Comme si elle se devait de distribuer bons points et mauvais points, la pluie s’invite de nouveau en début de soirée. Elle choisit d’arroser la plaine en début de soirée pendant que débute le set de Mika sur la grande scène. De nombreux festivaliers fuient la plaine et se réfugient sous le chapiteau qui propose pour cette première soirée un plateau électro made in Belgium qui verra se succéder Shameboy, Soulwax et les 2 Many DJ’s. L’ambiance et la qualité du son sont excellentes ( à l’intérieur comme à l’extérieur du chapiteau). Pendant ce temps et avec l’arrivée sur la grande scène de Lenny Kravitz, la pluie s’arrête et laisse peu à peu place à un magnifique coucher de soleil. Le set de l’américain est étonnant: contrairement au concert donné ici-même il y a 4 ans, il semble s’être retrouvé en tant que musicien et la prestation qu’il livre avec son groupe est captivante. Il conclut son set avec le morceau « Are you gonna go my way » qui électrise la plaine. Le festival a bel et bien débuté. On se dit alors que Michaël Stipe aura bien du mal à faire aussi bien et cela ne loupe pas. Si l’aspect visuel des concerts de REM est toujours aussi soigné, la prestation musicale manque d’énergie et paraît datée. De nombreux festivaliers en profitent pour rejoindre le chapiteau où le set des 2 many djs commence. Comme un hommage aux mancuniens qui doivent clôturer la soirée sur la grande scène, le set est introduit par le « Hey boy,hey girl » des Chemical Brothers. Ces derniers arrivent quelques minutes plus tard sur la grande scène. Pour ceux qui n’ont jamais vu un set des Chemical Brothers, c’est forcément captivant: les visuels relayés par les écrans géants impressionnent pendant que les morceaux s’enchaînent comme autant de bombes à danser. Pour ceux qui les ont déjà vu, ça l’est malheureusement beaucoup moins: d’une année sur l’autre les visuels (et les morceaux) restent les mêmes et les deux frères ne sont pas des virtuoses du live: les montées sont la plupart du temps gâchées par des balances peu cohérentes…

Vendredi 4 Juillet

Le climat a enfin choisi son camp: il fait beau et chaud. La journée commence sous le chapiteau par la performance du canadien Patrick Watson et de son groupe.

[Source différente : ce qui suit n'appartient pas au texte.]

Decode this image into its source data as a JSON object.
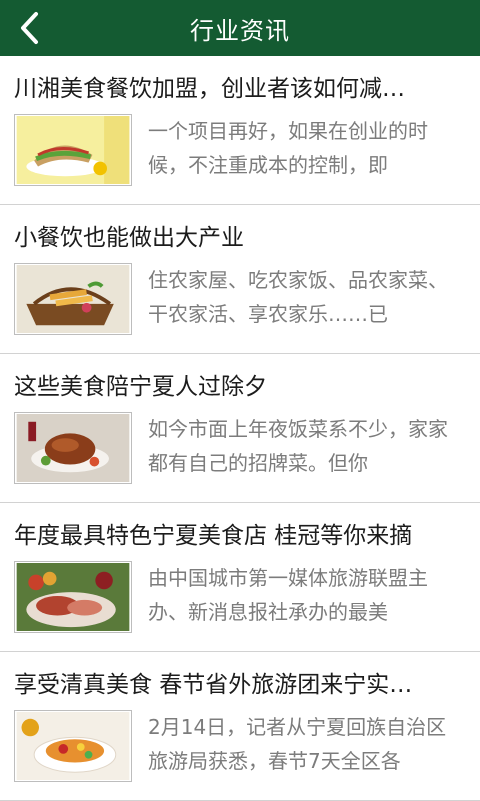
{
  "header": {
    "title": "行业资讯",
    "back_icon": "chevron-left-icon"
  },
  "articles": [
    {
      "title": "川湘美食餐饮加盟，创业者该如何减…",
      "summary": "一个项目再好，如果在创业的时候，不注重成本的控制，即",
      "image": "sandwich-plate-image"
    },
    {
      "title": "小餐饮也能做出大产业",
      "summary": "住农家屋、吃农家饭、品农家菜、干农家活、享农家乐……已",
      "image": "fried-snack-basket-image"
    },
    {
      "title": "这些美食陪宁夏人过除夕",
      "summary": "如今市面上年夜饭菜系不少，家家都有自己的招牌菜。但你",
      "image": "roast-meat-dinner-image"
    },
    {
      "title": "年度最具特色宁夏美食店 桂冠等你来摘",
      "summary": "由中国城市第一媒体旅游联盟主办、新消息报社承办的最美",
      "image": "ham-platter-image"
    },
    {
      "title": "享受清真美食 春节省外旅游团来宁实…",
      "summary": "2月14日，记者从宁夏回族自治区旅游局获悉，春节7天全区各",
      "image": "colorful-dish-image"
    }
  ]
}
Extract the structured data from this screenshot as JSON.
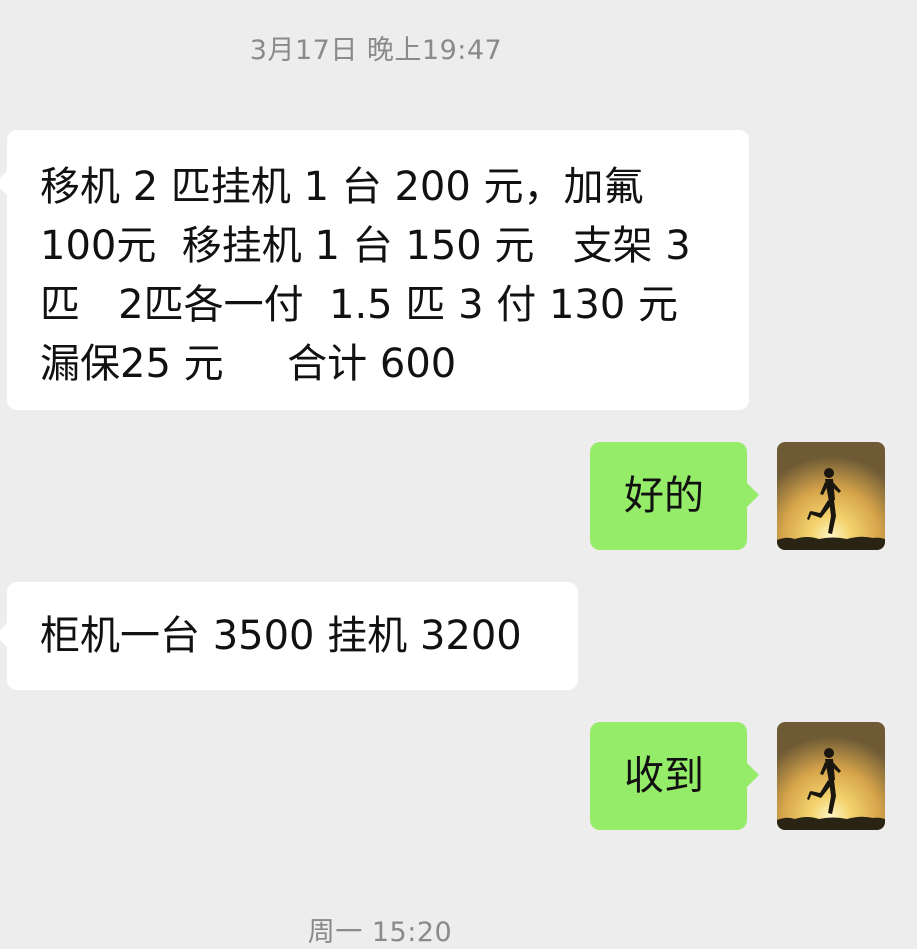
{
  "timestamps": {
    "top": "3月17日 晚上19:47",
    "bottom": "周一 15:20"
  },
  "messages": [
    {
      "side": "incoming",
      "text": "移机 2 匹挂机 1 台 200 元，加氟\n100元  移挂机 1 台 150 元   支架 3\n匹   2匹各一付  1.5 匹 3 付 130 元\n漏保25 元     合计 600"
    },
    {
      "side": "outgoing",
      "text": "好的"
    },
    {
      "side": "incoming",
      "text": "柜机一台 3500 挂机 3200"
    },
    {
      "side": "outgoing",
      "text": "收到"
    }
  ],
  "colors": {
    "background": "#ededed",
    "incoming_bubble": "#ffffff",
    "outgoing_bubble": "#95ec69",
    "timestamp_text": "#8a8a8a"
  },
  "icons": {
    "avatar": "runner-sunset-avatar-icon"
  }
}
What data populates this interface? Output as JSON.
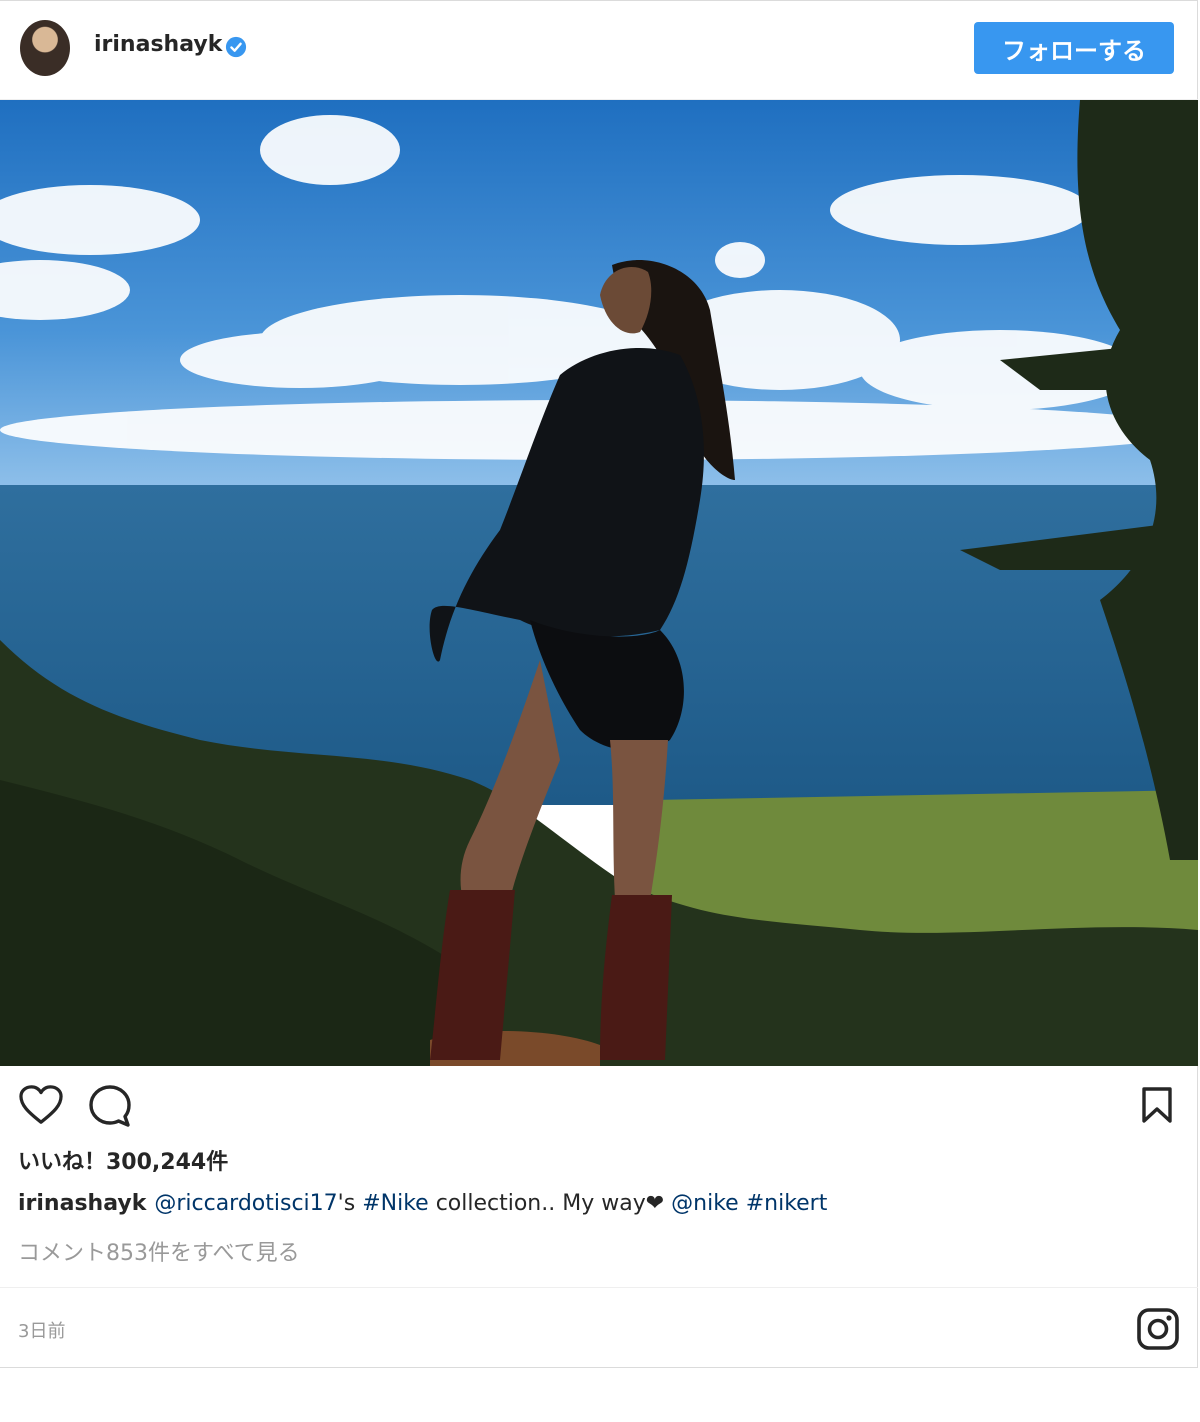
{
  "post": {
    "username": "irinashayk",
    "follow_label": "フォローする",
    "likes_text": "いいね！300,244件",
    "caption": {
      "username": "irinashayk",
      "mention_1": "@riccardotisci17",
      "text_1": "'s",
      "hashtag_1": "#Nike",
      "text_2": "collection.. My way",
      "heart": "❤",
      "mention_2": "@nike",
      "hashtag_2": "#nikert"
    },
    "view_comments": "コメント853件をすべて見る",
    "time_ago": "3日前"
  },
  "icons": {
    "verified": "verified-badge-icon",
    "like": "heart-outline-icon",
    "comment": "comment-bubble-icon",
    "save": "bookmark-icon",
    "instagram": "instagram-logo-icon"
  },
  "colors": {
    "follow_button": "#3897f0",
    "link": "#003569",
    "muted": "#999999",
    "verified": "#3897f0"
  }
}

Patrick Watson c’est la voix qui accompagne une bonne partie du dernier album studio du Cinematic Orchestra. C’est également l’auteur de « Close to paradise », album qu’on pourrait qualifier de pop (on l’évitera cependant car l’étiquette est réductrice). Ce que Patrick Watson nous livre, ce sont des histoires subtilement habillées par sa voix et les arrangements musicaux du groupe auxquels viennent parfois se greffer d’inquiétantes distorsions harmoniques, rythmiques et vocales ( le canadien maltraite sa voix, parfois à l’aide d’un mégaphone, parfois à l’aide d’une pédale à effets). Le résultat se situe quelque part entre Yann Tiersen (pour le piano) et Jeff Buckley (pour la voix) et hormis les dernières minutes gâchées par une coupure de courant, le concert est captivant. L’artiste finira d’ailleurs son set dans le public, armé de son mégaphone pour jouer son dernier morceau accapella. Jolie spontanéité et belle performance: il luttera le temps d’une chanson contre le son de la grande scène occupée par …Slayer.

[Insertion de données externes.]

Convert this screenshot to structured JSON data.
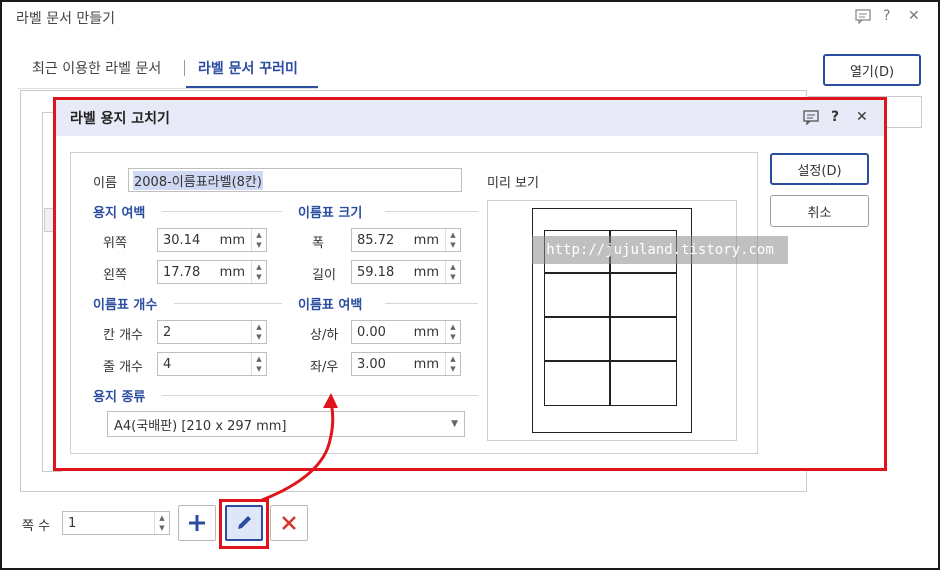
{
  "outer": {
    "title": "라벨 문서 만들기",
    "tabs": [
      "최근 이용한 라벨 문서",
      "라벨 문서 꾸러미"
    ],
    "open_button": "열기(D)"
  },
  "inner": {
    "title": "라벨 용지 고치기",
    "name_label": "이름",
    "name_value": "2008-이름표라벨(8칸)",
    "preview_label": "미리 보기",
    "sections": {
      "margin": "용지 여백",
      "size": "이름표 크기",
      "count": "이름표 개수",
      "spacing": "이름표 여백",
      "paper": "용지 종류"
    },
    "fields": {
      "top": {
        "label": "위쪽",
        "value": "30.14",
        "unit": "mm"
      },
      "left": {
        "label": "왼쪽",
        "value": "17.78",
        "unit": "mm"
      },
      "width": {
        "label": "폭",
        "value": "85.72",
        "unit": "mm"
      },
      "height": {
        "label": "길이",
        "value": "59.18",
        "unit": "mm"
      },
      "cols": {
        "label": "칸 개수",
        "value": "2"
      },
      "rows": {
        "label": "줄 개수",
        "value": "4"
      },
      "vgap": {
        "label": "상/하",
        "value": "0.00",
        "unit": "mm"
      },
      "hgap": {
        "label": "좌/우",
        "value": "3.00",
        "unit": "mm"
      }
    },
    "paper_type": "A4(국배판)  [210 x 297 mm]",
    "confirm_button": "설정(D)",
    "cancel_button": "취소"
  },
  "watermark": "http://jujuland.tistory.com",
  "bottom": {
    "page_count_label": "쪽 수",
    "page_count_value": "1"
  },
  "colors": {
    "accent": "#2b4da0",
    "highlight": "#e0141d",
    "title_bar": "#e8eaf7"
  }
}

L’organisation annonce entre temps que les Babyshambles ont annulé leur concert (on apprendra le lendemain par le biais d’une interview du maire d’un village voisin que l’un des membres du groupe est en prison. Cela n’empêchera étrangement pas le groupe de se produire au complet le lendemain aux Eurockéennes. No comment…).

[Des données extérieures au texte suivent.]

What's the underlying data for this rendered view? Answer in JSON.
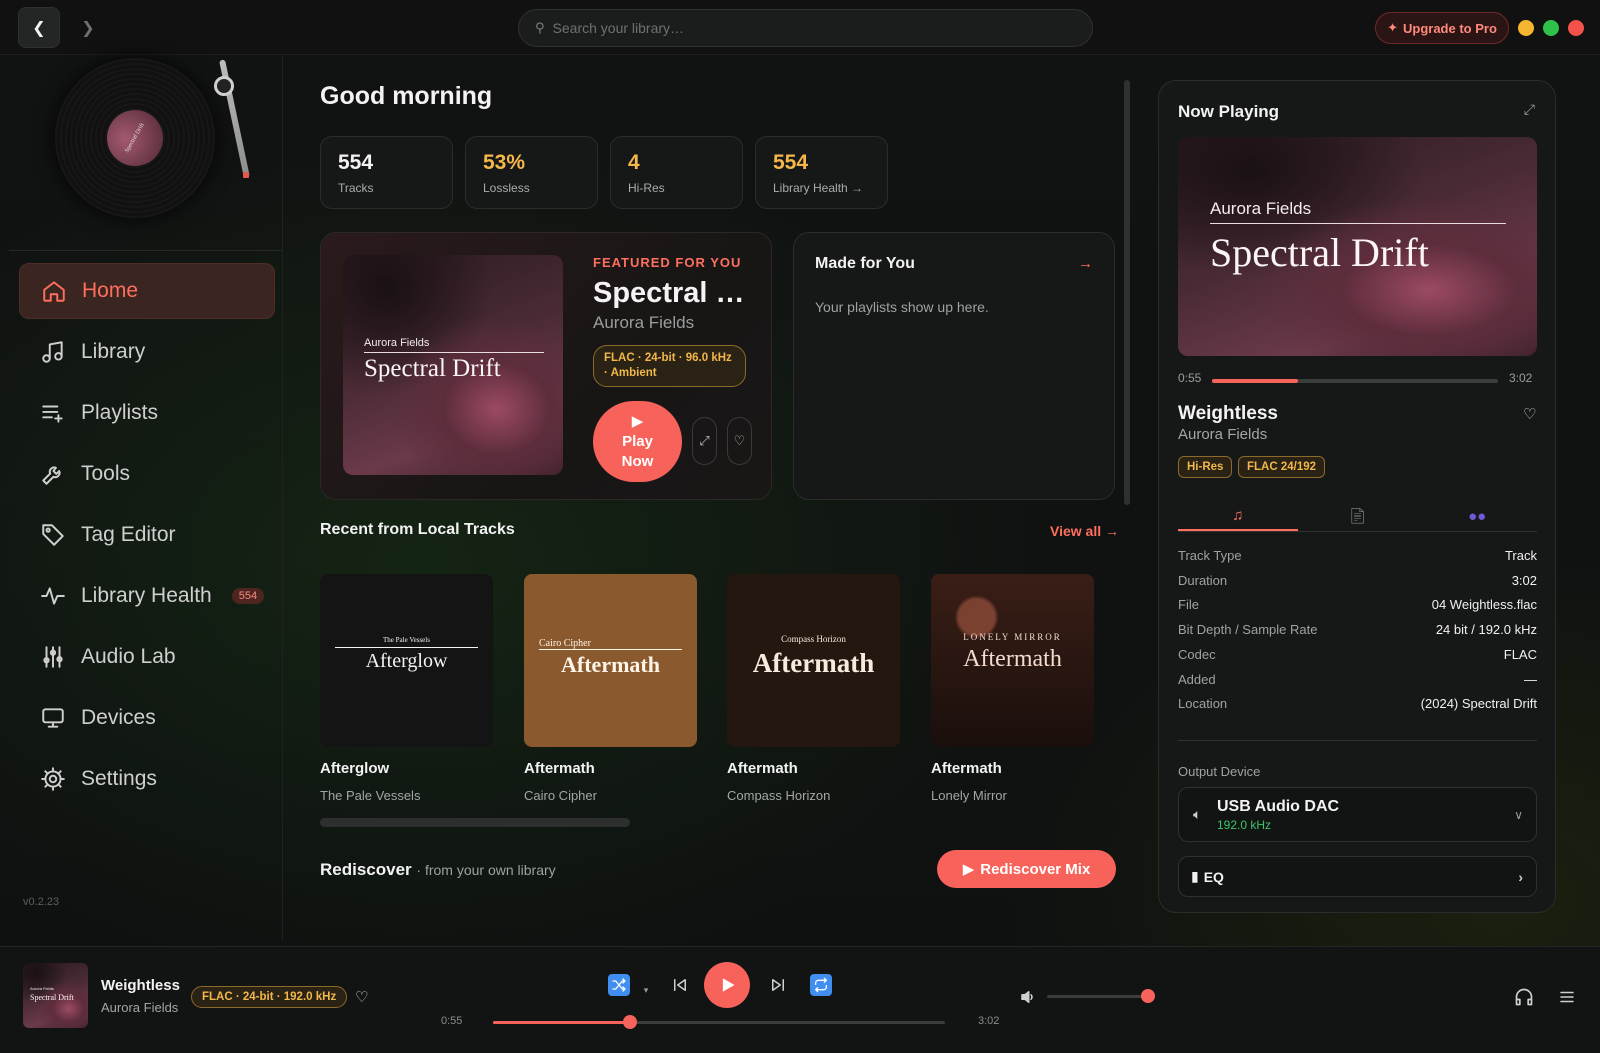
{
  "titlebar": {
    "search_placeholder": "Search your library…",
    "upgrade_label": "Upgrade to Pro",
    "window_dot_colors": [
      "#f4b530",
      "#2fc24a",
      "#f2524a"
    ]
  },
  "sidebar": {
    "record_label": "Spectral Drift",
    "nav": [
      {
        "label": "Home",
        "icon": "home-icon",
        "active": true
      },
      {
        "label": "Library",
        "icon": "music-note-icon"
      },
      {
        "label": "Playlists",
        "icon": "playlist-icon"
      },
      {
        "label": "Tools",
        "icon": "wrench-icon"
      },
      {
        "label": "Tag Editor",
        "icon": "tag-icon"
      },
      {
        "label": "Library Health",
        "icon": "pulse-icon",
        "badge": "554"
      },
      {
        "label": "Audio Lab",
        "icon": "sliders-icon"
      },
      {
        "label": "Devices",
        "icon": "monitor-icon"
      },
      {
        "label": "Settings",
        "icon": "gear-icon"
      }
    ],
    "version": "v0.2.23"
  },
  "main": {
    "greeting": "Good morning",
    "stats": [
      {
        "value": "554",
        "label": "Tracks",
        "accent": false
      },
      {
        "value": "53%",
        "label": "Lossless",
        "accent": true
      },
      {
        "value": "4",
        "label": "Hi-Res",
        "accent": true
      },
      {
        "value": "554",
        "label": "Library Health →",
        "accent": true
      }
    ],
    "featured": {
      "kicker": "FEATURED FOR YOU",
      "title": "Spectral Drift",
      "artist": "Aurora Fields",
      "art_artist": "Aurora Fields",
      "art_album": "Spectral Drift",
      "badge": "FLAC · 24-bit · 96.0 kHz · Ambient",
      "play_label": "Play Now"
    },
    "made_for_you": {
      "title": "Made for You",
      "arrow": "→",
      "empty": "Your playlists show up here."
    },
    "recent": {
      "title": "Recent from Local Tracks",
      "view_all": "View all →",
      "items": [
        {
          "title": "Afterglow",
          "artist": "The Pale Vessels",
          "art_artist": "The Pale Vessels",
          "art_title": "Afterglow",
          "bg": "#141414"
        },
        {
          "title": "Aftermath",
          "artist": "Cairo Cipher",
          "art_artist": "Cairo Cipher",
          "art_title": "Aftermath",
          "bg": "#8a5a2e"
        },
        {
          "title": "Aftermath",
          "artist": "Compass Horizon",
          "art_artist": "Compass Horizon",
          "art_title": "Aftermath",
          "bg": "#231710"
        },
        {
          "title": "Aftermath",
          "artist": "Lonely Mirror",
          "art_artist": "LONELY MIRROR",
          "art_title": "Aftermath",
          "bg": "#3a1e16"
        }
      ]
    },
    "rediscover": {
      "title": "Rediscover",
      "subtitle": "· from your own library",
      "button": "Rediscover Mix"
    }
  },
  "now_playing": {
    "header": "Now Playing",
    "art_artist": "Aurora Fields",
    "art_album": "Spectral Drift",
    "elapsed": "0:55",
    "duration": "3:02",
    "progress": 0.302,
    "title": "Weightless",
    "artist": "Aurora Fields",
    "pills": [
      "Hi-Res",
      "FLAC 24/192"
    ],
    "tabs": [
      "music-note-icon",
      "document-icon",
      "people-icon"
    ],
    "details": [
      {
        "k": "Track Type",
        "v": "Track"
      },
      {
        "k": "Duration",
        "v": "3:02"
      },
      {
        "k": "File",
        "v": "04 Weightless.flac"
      },
      {
        "k": "Bit Depth / Sample Rate",
        "v": "24 bit / 192.0 kHz"
      },
      {
        "k": "Codec",
        "v": "FLAC"
      },
      {
        "k": "Added",
        "v": "—"
      },
      {
        "k": "Location",
        "v": "(2024) Spectral Drift"
      }
    ],
    "output_label": "Output Device",
    "device_name": "USB Audio DAC",
    "device_rate": "192.0 kHz",
    "eq_label": "EQ"
  },
  "player": {
    "title": "Weightless",
    "artist": "Aurora Fields",
    "badge": "FLAC · 24-bit · 192.0 kHz",
    "elapsed": "0:55",
    "duration": "3:02",
    "progress": 0.302,
    "volume": 0.95,
    "colors": {
      "accent": "#f7635a",
      "gold": "#f2b84a",
      "blue": "#3f8ef0"
    }
  }
}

La suite avec Jay-Z sur la grande scène. Le New-Yorkais a fait le déplacement avec son jazz band et on se dit qu’on va passer un bon moment. C’est parfois le cas, en particulier lorsque Jay-Z joue avec ses musiciens. D’autres fois, c’est plus indigeste: les musiciens font de la figuration (voire de la simulation, bravo au guitariste qui remporte haut la main le trophée du meilleur air guitariste du week-end) et Jay-Z joue sur les instrumentaux envoyés par son dj. Le rappeur est néanmoins en grande forme et sur certains morceaux ça passe particulièrement bien (en particulier sur « 99 problems » et le cultissime « Hard knock life »).

Pendant que l’anglaise Duffy entame son concert sous le chapiteau, The Verve occupe la grande scène. L’annonce de leur venue a surpris: le groupe n’a pas d’actualité et le site officiel du festival explique que ses membres viendront présenter l’album « Urban hymns »…qui a plus de 10 ans ! Pas de surprise, le résultat est décevant. Richard Ashcroft et sa bande ne sont pas des bêtes de scène, la prestation manque d’envie et mis à part un léger mieux pour leur « Bitter sweet symphony », l’ensemble est ennuyeux.

Arrive ensuite le set de la légende Neil Young. Werchter a bien fait les choses en lui offrant un long créneau de 2 heures. Précis à la guitare, il impressionne également par sa voix: elle semble peu marquée par les années et les vieux morceaux des albums « Harvest » ou « After the goldrush » sonnent particulièrement juste. Le temps est pendant deux heures suspendu au jeu de Neil Young et c’est peut-être là un problème: Werchter s’éteint, beaucoup de festivaliers semblent trouver le temps long et préfèrent se diriger vers le chapiteau où sont successivement attendus Hot Chip et Digitalism.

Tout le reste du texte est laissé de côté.